Did the SpaceX Explosion Cause NASA to Cancel This Press Tour Tuesday?

by Neel V. Patel
Twitter

On Tuesday morning, NASA was scheduled to host a media tour of its Commercial Crew Program down at Kennedy Space Center in Florida.

That tour never happened. The agency has not announced a reason why, but there is one very obvious guess: last week’s SpaceX rocket explosion, which occurred on the SLC-40 launch site at Kennedy Space Center

A media advisory posted August 29 had originally listed the tour to begin at 10:30 a.m. “NASA’s Commercial Crew Program will provide media with an update on the progress being made by the agency’s commercial crew partners,” the release originally stated. “Media wishing to participate must arrive at the Kennedy Press Site by 9:45 a.m. to board buses, and will return to the Press Site by 11:50 a.m.”

That paragraph has now mysteriously disappeared from the release, which was last updated September 6. A different page listing the briefing events Kennedy Space Center is hosting this week, in the run-up to the OSIRIS-REx mission laughing on Thursday, also has no mention of the now-nixed media tour.

NASA did not immediately respond to an inquiry from Inverse as to why the CCP event was canceled, but there is very little doubt the agency was hoping to avoid being inundated by a throng of reporters looking for how last week’s blaze — which consumed the AMOS-6 satellite important to Facebook’s Internet.org initiative — would impact commercial crew operations.
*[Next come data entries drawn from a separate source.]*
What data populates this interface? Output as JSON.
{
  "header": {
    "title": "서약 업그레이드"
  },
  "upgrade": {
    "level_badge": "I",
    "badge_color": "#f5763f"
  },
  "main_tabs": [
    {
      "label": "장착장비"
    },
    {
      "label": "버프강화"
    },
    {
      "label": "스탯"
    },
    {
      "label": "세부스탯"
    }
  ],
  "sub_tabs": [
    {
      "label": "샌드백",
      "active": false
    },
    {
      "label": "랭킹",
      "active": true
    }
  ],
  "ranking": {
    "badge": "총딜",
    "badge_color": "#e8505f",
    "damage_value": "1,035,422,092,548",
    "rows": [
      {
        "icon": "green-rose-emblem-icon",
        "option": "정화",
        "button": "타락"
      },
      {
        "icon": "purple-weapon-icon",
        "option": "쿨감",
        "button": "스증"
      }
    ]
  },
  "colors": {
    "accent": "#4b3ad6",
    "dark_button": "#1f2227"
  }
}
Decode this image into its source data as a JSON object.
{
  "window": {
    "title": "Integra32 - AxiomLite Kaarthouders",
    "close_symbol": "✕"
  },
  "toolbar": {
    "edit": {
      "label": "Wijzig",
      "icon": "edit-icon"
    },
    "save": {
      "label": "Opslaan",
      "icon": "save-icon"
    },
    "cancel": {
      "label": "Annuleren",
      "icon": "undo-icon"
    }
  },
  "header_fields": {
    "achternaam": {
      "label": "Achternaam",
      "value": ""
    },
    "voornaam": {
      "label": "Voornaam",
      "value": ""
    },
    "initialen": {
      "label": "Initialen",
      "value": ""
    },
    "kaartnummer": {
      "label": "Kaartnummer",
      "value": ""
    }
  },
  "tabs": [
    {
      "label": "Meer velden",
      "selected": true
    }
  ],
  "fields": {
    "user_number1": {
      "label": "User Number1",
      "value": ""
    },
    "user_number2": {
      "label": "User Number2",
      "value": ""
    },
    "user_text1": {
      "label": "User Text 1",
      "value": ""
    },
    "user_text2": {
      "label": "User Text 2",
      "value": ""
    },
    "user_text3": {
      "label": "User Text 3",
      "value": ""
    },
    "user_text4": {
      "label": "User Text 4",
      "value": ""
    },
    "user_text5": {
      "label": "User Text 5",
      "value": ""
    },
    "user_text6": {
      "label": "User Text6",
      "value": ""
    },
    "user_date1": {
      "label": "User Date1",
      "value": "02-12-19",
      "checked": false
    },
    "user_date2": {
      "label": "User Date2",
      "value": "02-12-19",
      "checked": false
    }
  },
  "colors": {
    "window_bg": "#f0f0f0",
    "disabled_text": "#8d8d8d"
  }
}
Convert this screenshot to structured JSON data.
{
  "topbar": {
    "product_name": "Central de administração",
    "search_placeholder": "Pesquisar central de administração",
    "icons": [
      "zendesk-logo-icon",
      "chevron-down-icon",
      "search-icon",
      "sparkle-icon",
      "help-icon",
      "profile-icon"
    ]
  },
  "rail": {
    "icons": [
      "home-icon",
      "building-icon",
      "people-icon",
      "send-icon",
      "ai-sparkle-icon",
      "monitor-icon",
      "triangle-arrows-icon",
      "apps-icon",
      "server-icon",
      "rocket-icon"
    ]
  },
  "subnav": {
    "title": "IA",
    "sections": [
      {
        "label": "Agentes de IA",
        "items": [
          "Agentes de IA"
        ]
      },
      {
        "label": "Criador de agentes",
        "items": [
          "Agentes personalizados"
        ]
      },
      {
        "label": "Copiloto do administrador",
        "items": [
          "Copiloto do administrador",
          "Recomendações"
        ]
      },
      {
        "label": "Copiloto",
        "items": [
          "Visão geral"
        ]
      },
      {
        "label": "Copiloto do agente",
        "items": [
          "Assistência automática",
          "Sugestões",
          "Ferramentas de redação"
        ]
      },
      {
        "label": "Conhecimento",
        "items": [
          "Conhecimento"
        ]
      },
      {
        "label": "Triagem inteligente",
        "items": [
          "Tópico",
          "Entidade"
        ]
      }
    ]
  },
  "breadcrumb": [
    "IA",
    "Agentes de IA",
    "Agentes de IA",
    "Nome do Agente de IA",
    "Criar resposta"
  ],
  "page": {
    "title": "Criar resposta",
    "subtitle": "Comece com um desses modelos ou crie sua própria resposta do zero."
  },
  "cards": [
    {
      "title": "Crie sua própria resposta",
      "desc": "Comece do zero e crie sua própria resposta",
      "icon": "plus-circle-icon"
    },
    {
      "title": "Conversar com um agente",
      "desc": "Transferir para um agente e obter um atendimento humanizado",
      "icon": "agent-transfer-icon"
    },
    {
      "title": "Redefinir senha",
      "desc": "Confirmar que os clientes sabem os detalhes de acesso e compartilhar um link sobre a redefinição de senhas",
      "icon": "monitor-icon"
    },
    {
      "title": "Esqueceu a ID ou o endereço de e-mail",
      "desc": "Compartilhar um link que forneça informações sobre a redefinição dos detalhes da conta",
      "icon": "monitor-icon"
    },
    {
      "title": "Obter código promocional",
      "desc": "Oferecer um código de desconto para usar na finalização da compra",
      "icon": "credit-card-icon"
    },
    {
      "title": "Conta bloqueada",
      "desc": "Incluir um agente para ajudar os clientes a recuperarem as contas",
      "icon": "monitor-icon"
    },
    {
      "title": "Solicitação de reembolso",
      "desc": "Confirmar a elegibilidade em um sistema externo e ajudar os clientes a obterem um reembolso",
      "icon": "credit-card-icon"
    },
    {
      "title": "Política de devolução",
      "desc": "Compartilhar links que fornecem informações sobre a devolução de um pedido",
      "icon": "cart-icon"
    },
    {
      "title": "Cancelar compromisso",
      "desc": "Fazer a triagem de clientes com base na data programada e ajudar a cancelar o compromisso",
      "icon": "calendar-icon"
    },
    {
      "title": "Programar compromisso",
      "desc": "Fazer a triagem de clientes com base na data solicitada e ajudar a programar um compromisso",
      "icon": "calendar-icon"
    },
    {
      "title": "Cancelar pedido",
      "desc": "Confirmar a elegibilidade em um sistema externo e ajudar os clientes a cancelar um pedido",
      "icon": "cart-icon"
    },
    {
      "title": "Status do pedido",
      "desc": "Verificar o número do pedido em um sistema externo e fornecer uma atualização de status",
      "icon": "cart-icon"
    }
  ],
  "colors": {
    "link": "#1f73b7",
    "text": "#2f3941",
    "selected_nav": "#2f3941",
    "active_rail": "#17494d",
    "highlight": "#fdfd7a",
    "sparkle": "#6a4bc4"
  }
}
Canceling the media tour does not look good for NASA. A new report already attacks NASA for the repeated delays holding back its goal to send astronauts to the International Space Station using privately-owned and operated vehicles. The space agency knew that report was coming out and was probably prepared to answer those criticisms Tuesday morning. But last week’s accident probably made the scrutinizing lights too hot for comfort.